Oleh karena itu filosi pemuridan adalah sarana mambagi hidup bukan hanya membagi injil seperti PA-PA yang di lakukan di gereja-gereja. Membagi hidup berarti hidupnya menjadi contoh, hidupnya mau berkorban bagi orang lain seperti yang di lakukan Paulus dalam ay 9 "Sementara kami bekerja siang malam, supaya jangan menjadi beban bagi siapapun juga di antara kamu, kami memberitakan Injil Allah kepada kamu".
Jadi tidak mau membebani  jemaat tetapi menolong jemaat.
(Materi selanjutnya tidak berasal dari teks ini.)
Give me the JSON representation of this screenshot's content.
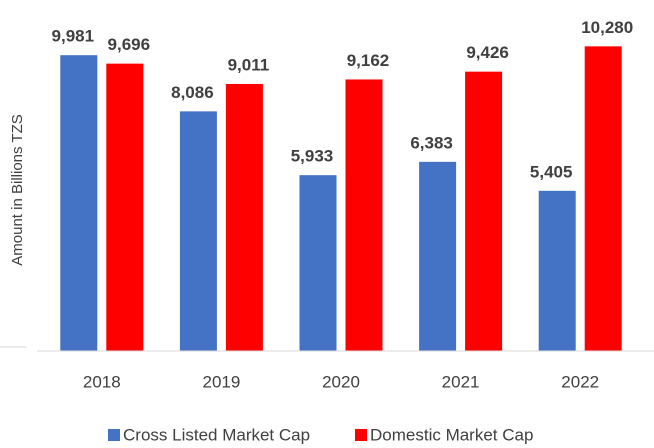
{
  "chart_data": {
    "type": "bar",
    "ylabel": "Amount in Billions TZS",
    "categories": [
      "2018",
      "2019",
      "2020",
      "2021",
      "2022"
    ],
    "series": [
      {
        "name": "Cross Listed Market Cap",
        "color": "#4472c4",
        "values": [
          9981,
          8086,
          5933,
          6383,
          5405
        ],
        "value_labels": [
          "9,981",
          "8,086",
          "5,933",
          "6,383",
          "5,405"
        ]
      },
      {
        "name": "Domestic Market Cap",
        "color": "#ff0000",
        "values": [
          9696,
          9011,
          9162,
          9426,
          10280
        ],
        "value_labels": [
          "9,696",
          "9,011",
          "9,162",
          "9,426",
          "10,280"
        ]
      }
    ],
    "ylim": [
      0,
      11000
    ],
    "legend": "bottom"
  }
}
Jadi dalam konsep dari pada Paulus yang namanya pelayan itu membagi hidup, bukan hanya membagi injil makanya ia tidak mau membebani jemaat inilah sebagai salah satu wujud pertolongan  Paulus kepada jemaat. Jadi dia sangat memahami konsep membagi injil dan membagi hidup.
Nah, pertanyaannya sudah berapa banyak pertolongan yang bisa kita bagikan kepada jemaat/binaan kita ? kalau hanya sebatas khotbah dan persekutuan, itu dalam konteks Paulus masih sebatas membagi Injil, belum sampai pada seorang ibu yang mengasuh dan merawati anak-anaknya.
 Kalau kita bisa melakukan lebih dari pada itu mau mendoakan mereka secara terus-menerus, mengujungi mereka, bahkan berkorban hidup bagi mereka mungkin itulah yang dinamakan sebagai membagi hidup, seperti seorang ibu yang mengasuh anak-anaknya.
Saya masih jauh dari pada hal-hal seperti ini, tetapi saya juga punya kerinduan yang sama seperti Paulus untuk bisa membagi hidup dengan orang-orang yang saya layani. Karena menurut saya pelayan yang baik adalah pelayan yang mau membagi hidupnya bukan hanya membagi injil. Kalau bpk,ibu setuju dengan konsep ini, maka marilah kita sama-sama belajar
Akhirnya yang namanya melayani harus penuh perjuangan dan perjuangan itu antara lain : Punya keberanian menghadapi tantangan karena Tuhan, tidak menyukakan manusia hanya mau menyukakan hati Tuhan dan mau membagi hidup dengan orang lain. Mungkin masih di tambah lagi dengan perjuangan-perjuangan yang lain yang bisa di lakuakan oleh bapa/ibu, tetapi semuanya itu kita lakukan karena Tuhan dan karena kekuatan dari Tuhan.